We would get reports of large amounts of insurgent activity or IED activity or we would tell higher up that the Iraqi police on the ground were telling us that al-Qaida or terrorists were in certain parts of the city and we would want to act upon that and try to root them out — and we would be told that wasn’t our mission, our mission was something else.

So does that mission include going back into Iraq to “finish the job”?

“I think that most veterans would not have strong feeling about returning,” Tillson surmised, noting that with all veterans, there will be varying opinions. “I think the majority would say that we have done enough or that we shouldn’t have been there in the first place.  A few might say let’s go back and help them but they will be in the minority,” he said. “The two groups of people I wouldn’t trust are the neocons and the generals because … by and large they have not demonstrated good judgment about these issues.

After Captain Hoh left the Marines for a senior-level foreign-service position in Afghanistan, he publicly resigned in protest against the war, which he felt wasn’t worth the continued casualties and expenditures.

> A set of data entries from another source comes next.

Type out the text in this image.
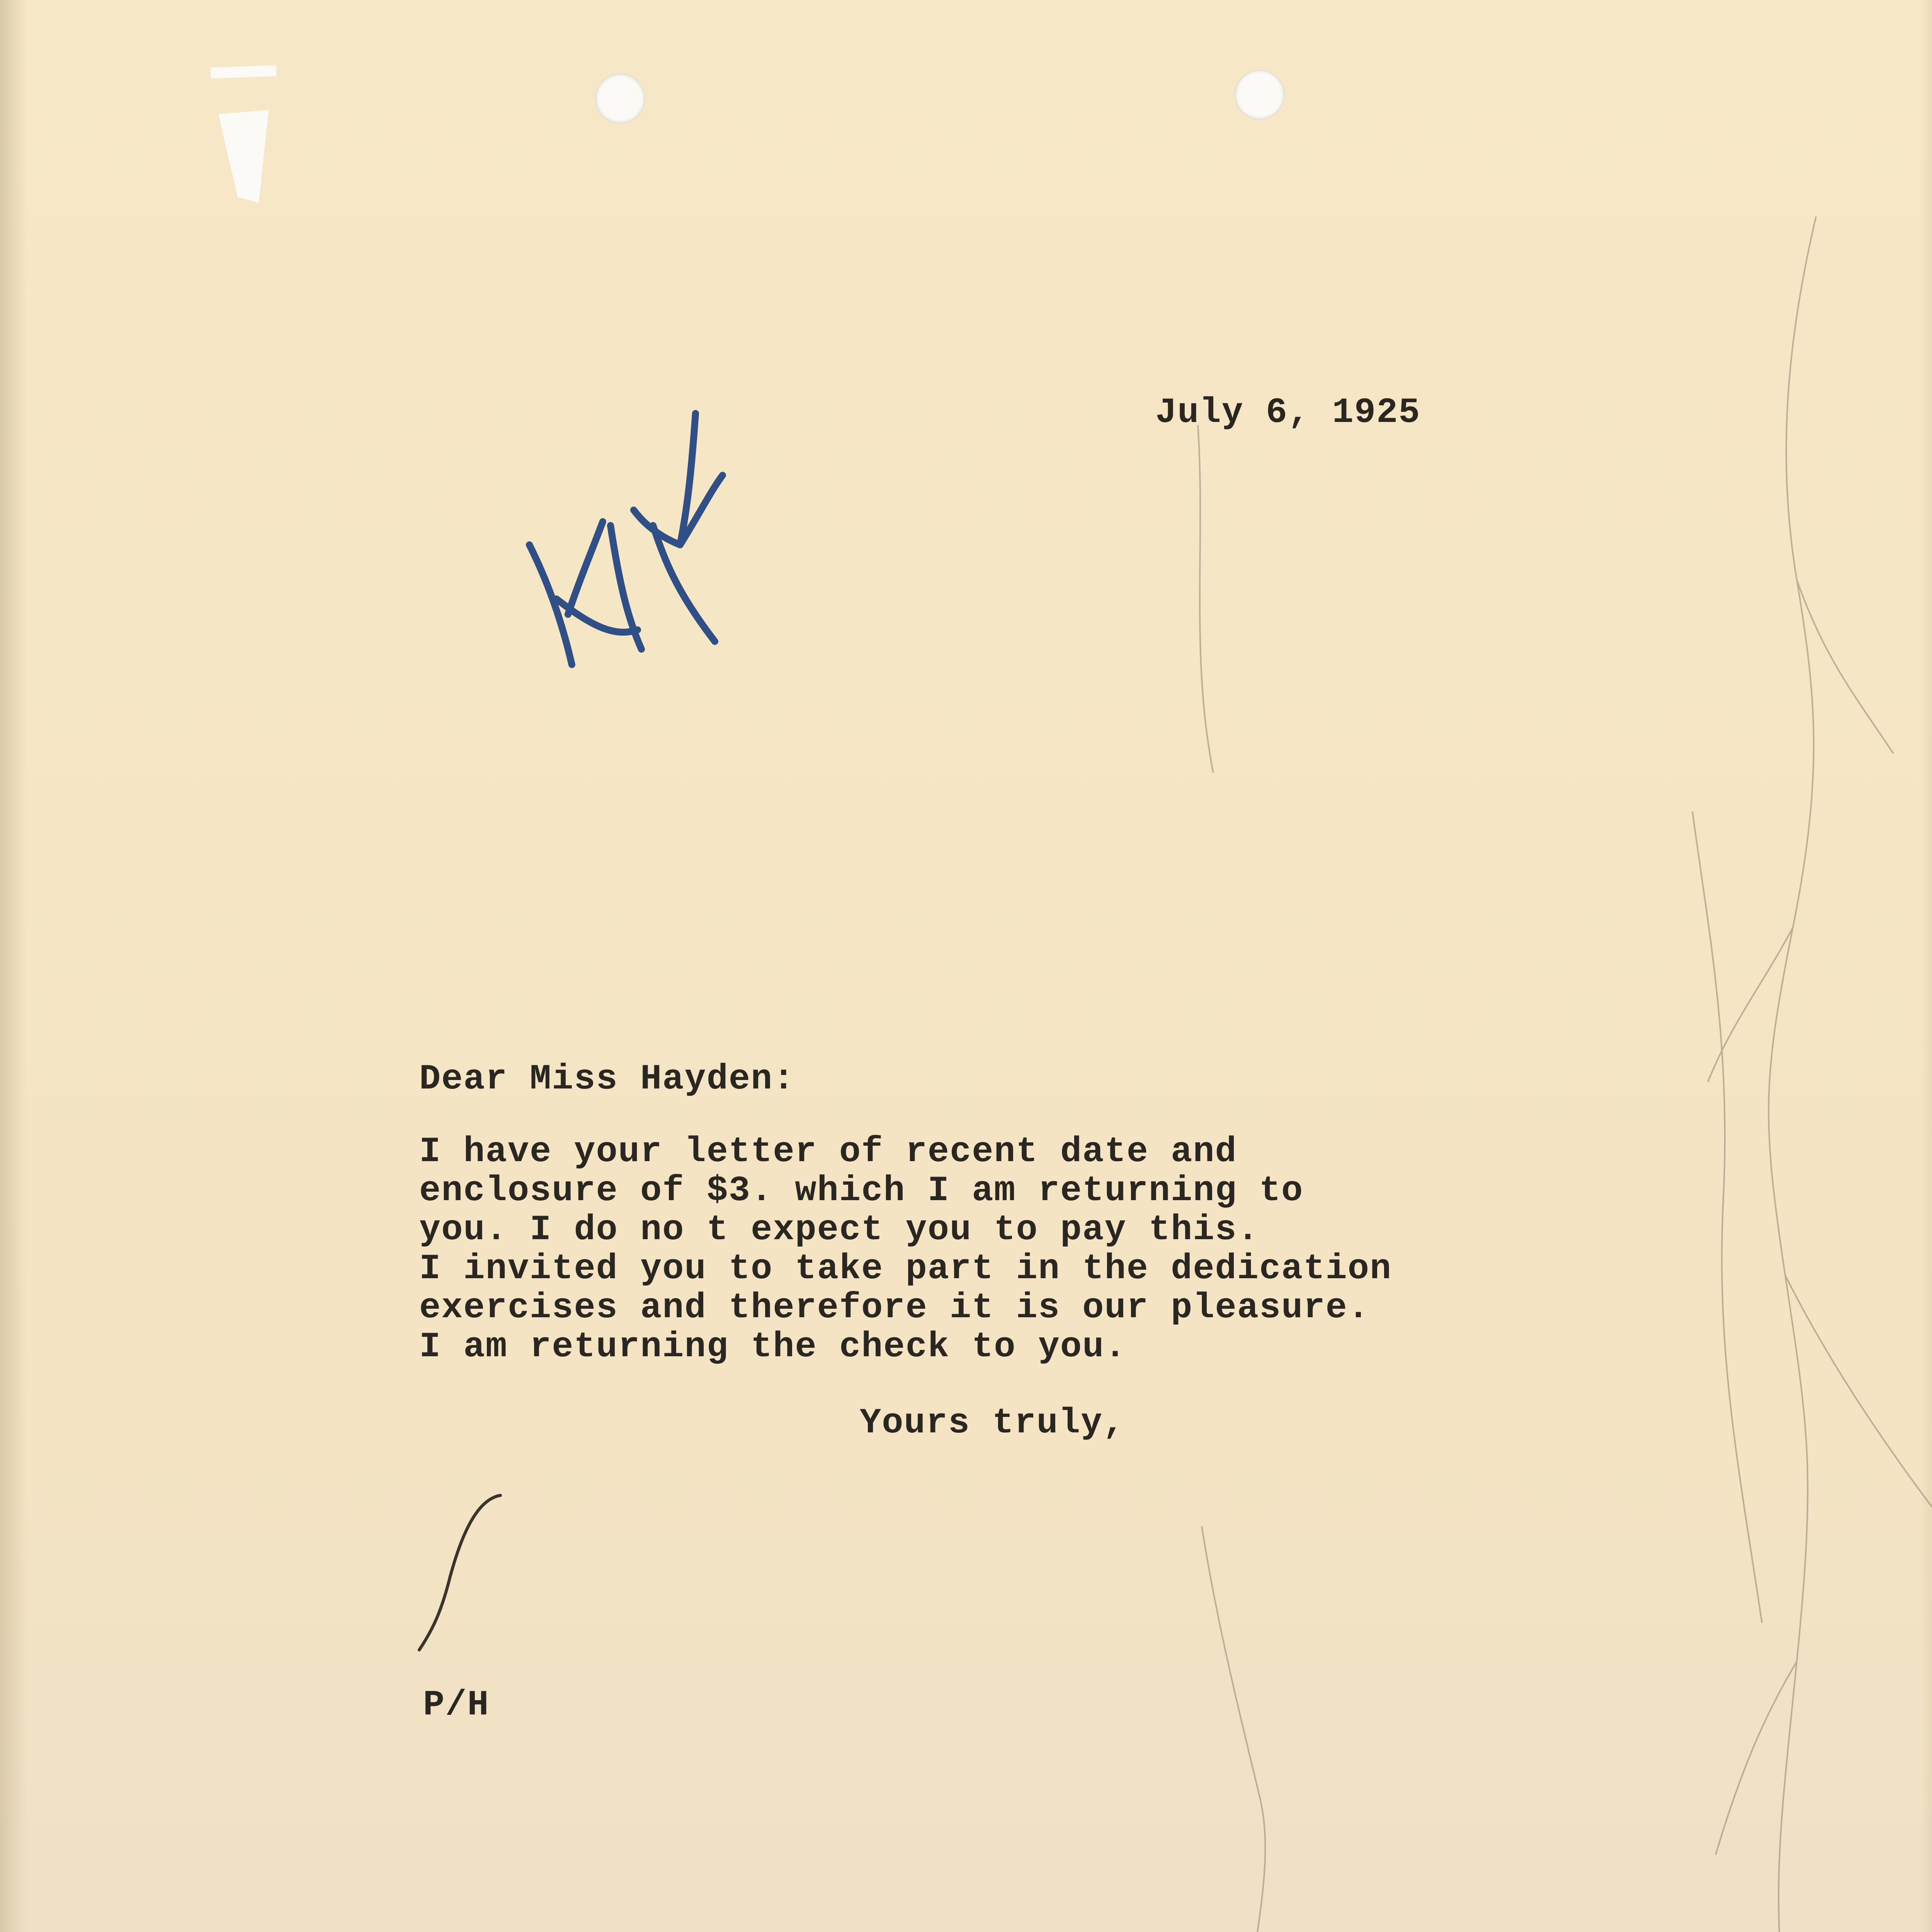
July 6, 1925
Dear Miss Hayden:
I have your letter of recent date and
enclosure of $3. which I am returning to
you. I do no t expect you to pay this.
I invited you to take part in the dedication
exercises and therefore it is our pleasure.
I am returning the check to you.
Yours truly,
P/H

He is obviously averse to reengagement in Iraq.

“As a veteran, it drives me nuts that people are thinking of putting troops back there – it’s only going to accomplish getting more troops killed. We would not be seen as peacekeepers or referees, but as taking one side,” he said. “I don’t understand why people think if we only kept troops there everything would be great. We got kicked out, the Iraqis did not want us there any longer.”

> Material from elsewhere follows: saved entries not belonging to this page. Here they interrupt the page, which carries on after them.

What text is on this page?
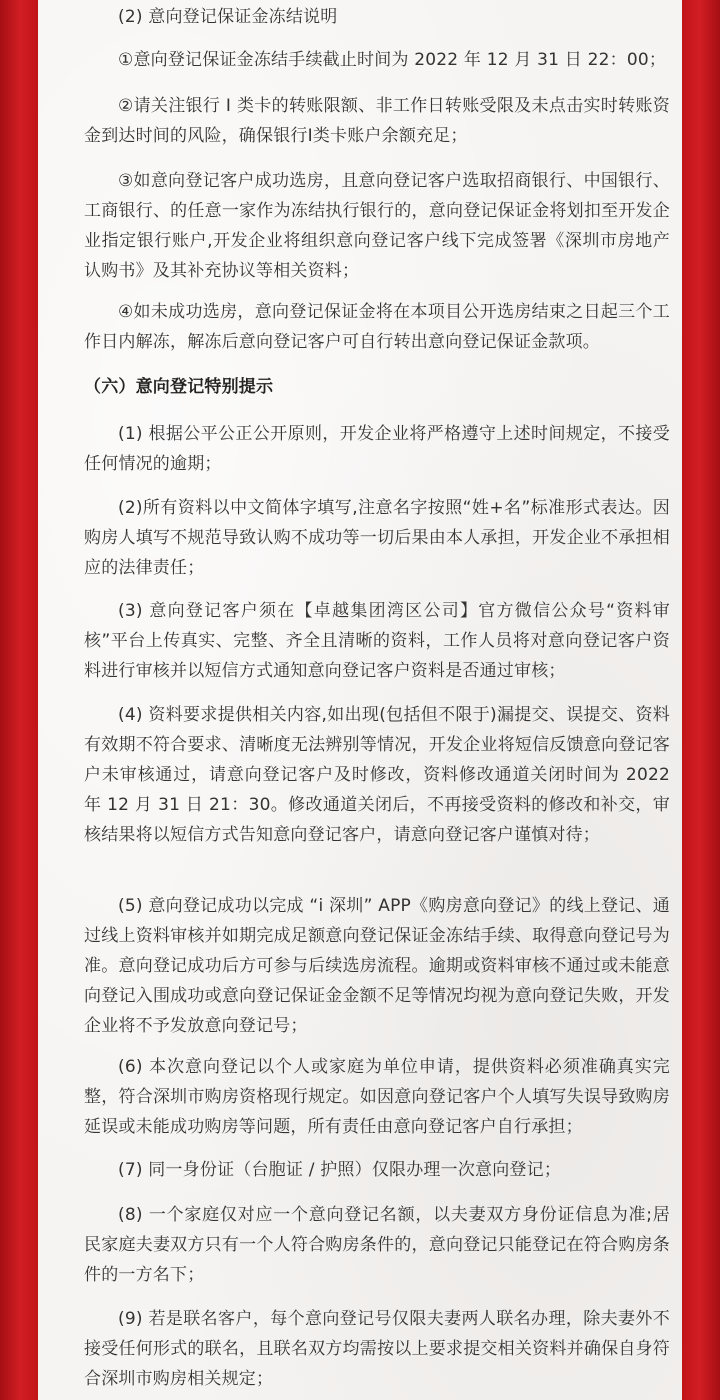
(2) 意向登记保证金冻结说明

①意向登记保证金冻结手续截止时间为 2022 年 12 月 31 日 22：00；

②请关注银行 Ⅰ 类卡的转账限额、非工作日转账受限及未点击实时转账资金到达时间的风险，确保银行Ⅰ类卡账户余额充足；

③如意向登记客户成功选房，且意向登记客户选取招商银行、中国银行、工商银行、的任意一家作为冻结执行银行的，意向登记保证金将划扣至开发企业指定银行账户,开发企业将组织意向登记客户线下完成签署《深圳市房地产认购书》及其补充协议等相关资料；

④如未成功选房，意向登记保证金将在本项目公开选房结束之日起三个工作日内解冻，解冻后意向登记客户可自行转出意向登记保证金款项。

（六）意向登记特别提示

(1) 根据公平公正公开原则，开发企业将严格遵守上述时间规定，不接受任何情况的逾期；

(2)所有资料以中文简体字填写,注意名字按照“姓+名”标准形式表达。因购房人填写不规范导致认购不成功等一切后果由本人承担，开发企业不承担相应的法律责任；

(3) 意向登记客户须在【卓越集团湾区公司】官方微信公众号“资料审核”平台上传真实、完整、齐全且清晰的资料，工作人员将对意向登记客户资料进行审核并以短信方式通知意向登记客户资料是否通过审核；

(4) 资料要求提供相关内容,如出现(包括但不限于)漏提交、误提交、资料有效期不符合要求、清晰度无法辨别等情况，开发企业将短信反馈意向登记客户未审核通过，请意向登记客户及时修改，资料修改通道关闭时间为 2022 年 12 月 31 日 21：30。修改通道关闭后，不再接受资料的修改和补交，审核结果将以短信方式告知意向登记客户，请意向登记客户谨慎对待；

(5) 意向登记成功以完成 “i 深圳” APP《购房意向登记》的线上登记、通过线上资料审核并如期完成足额意向登记保证金冻结手续、取得意向登记号为准。意向登记成功后方可参与后续选房流程。逾期或资料审核不通过或未能意向登记入围成功或意向登记保证金金额不足等情况均视为意向登记失败，开发企业将不予发放意向登记号；

(6) 本次意向登记以个人或家庭为单位申请，提供资料必须准确真实完整，符合深圳市购房资格现行规定。如因意向登记客户个人填写失误导致购房延误或未能成功购房等问题，所有责任由意向登记客户自行承担；

(7) 同一身份证（台胞证 / 护照）仅限办理一次意向登记；

(8) 一个家庭仅对应一个意向登记名额，以夫妻双方身份证信息为准;居民家庭夫妻双方只有一个人符合购房条件的，意向登记只能登记在符合购房条件的一方名下；

(9) 若是联名客户，每个意向登记号仅限夫妻两人联名办理，除夫妻外不接受任何形式的联名，且联名双方均需按以上要求提交相关资料并确保自身符合深圳市购房相关规定；
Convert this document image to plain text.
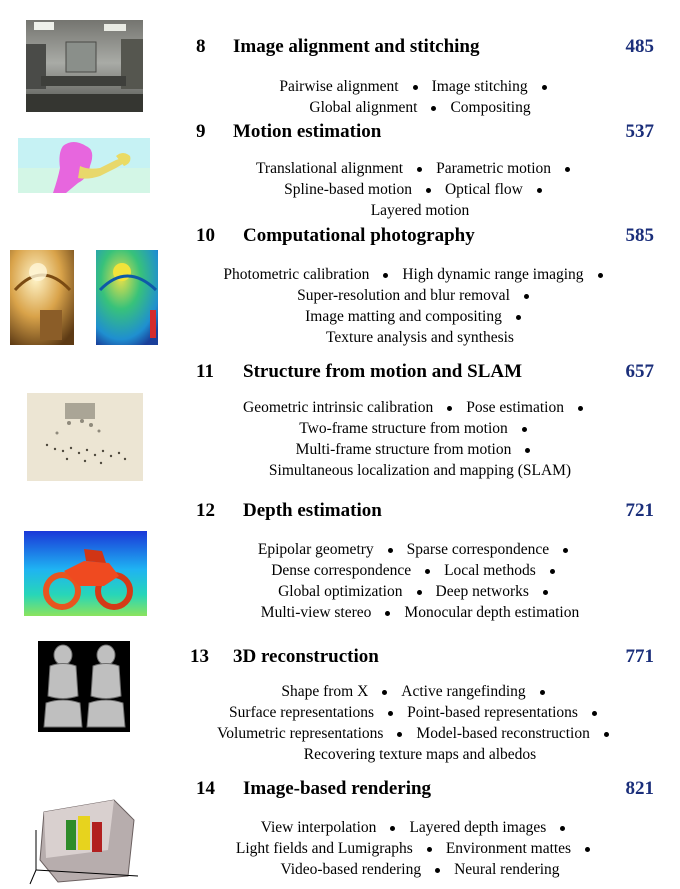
8 Image alignment and stitching	485
Pairwise alignment Image stitching
Global alignment Compositing
9 Motion estimation	537
Translational alignment Parametric motion
Spline-based motion Optical flow
Layered motion
10 Computational photography	585
Photometric calibration High dynamic range imaging
Super-resolution and blur removal
Image matting and compositing
Texture analysis and synthesis
11 Structure from motion and SLAM	657
Geometric intrinsic calibration Pose estimation
Two-frame structure from motion
Multi-frame structure from motion
Simultaneous localization and mapping (SLAM)
12 Depth estimation	721
Epipolar geometry Sparse correspondence
Dense correspondence Local methods
Global optimization Deep networks
Multi-view stereo Monocular depth estimation
13 3D reconstruction	771
Shape from X Active rangefinding
Surface representations Point-based representations
Volumetric representations Model-based reconstruction
Recovering texture maps and albedos
14 Image-based rendering	821
View interpolation Layered depth images
Light fields and Lumigraphs Environment mattes
Video-based rendering Neural rendering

Hansman, who says he feels his service “made him a better person,” is slightly less inclined to weigh in either way. “I don’t know, I don’t have the full picture,” he said. “At the end of the day, if anything happens, we want to make sure we do it right, that we’re taking our time and above all, thinking about what happens when these soldiers get home. Let’s be realistic about the situation we’re putting them into.”

Tillson guesses that while he has devoted his own post-Vietnam career to learning and teaching strategy, most “veterans don’t focus on the Big Pictures, they tend to focus on the veterans they fought with.” The “Blackhorse Regiment” reunions he’s attended were always a case in point.

“The things people talk about at the reunions are not about ‘grand strategy,’ or how the war was a mistake,” he said. “They think about the people in their unit, the people they knew, the things that happened – both good things and bad – but no one talks about whether the war was worth it and I suspect that is the case with today’s veterans as well.”

Perhaps. But when they are asked, it’s clear vets are thinking about the question.

“I completely disagreed with the decision to walk away from Iraq,” former Army Sgt. Kenneth Mancanares told the Military Times. “Now, to be honest, I’m trying to think if there’s even a way I could get back out there. I’m sure there are a lot of guys feeling that way. I really wish that I could sign up on something tomorrow and join a volunteer group that’s going there to stand up for these people.”

Hoh says he and his buddies don’t agree. “I think a lot of them – the guys who are out – are glad they are out. We talk about whether we would ever want our nephews or nieces to serve. I can’t imagine anyone in my family serving in a system so broken,” he said.

As for Iraq, he added, “we just shake our heads and say this is unbelievable, that history really does repeat itself.”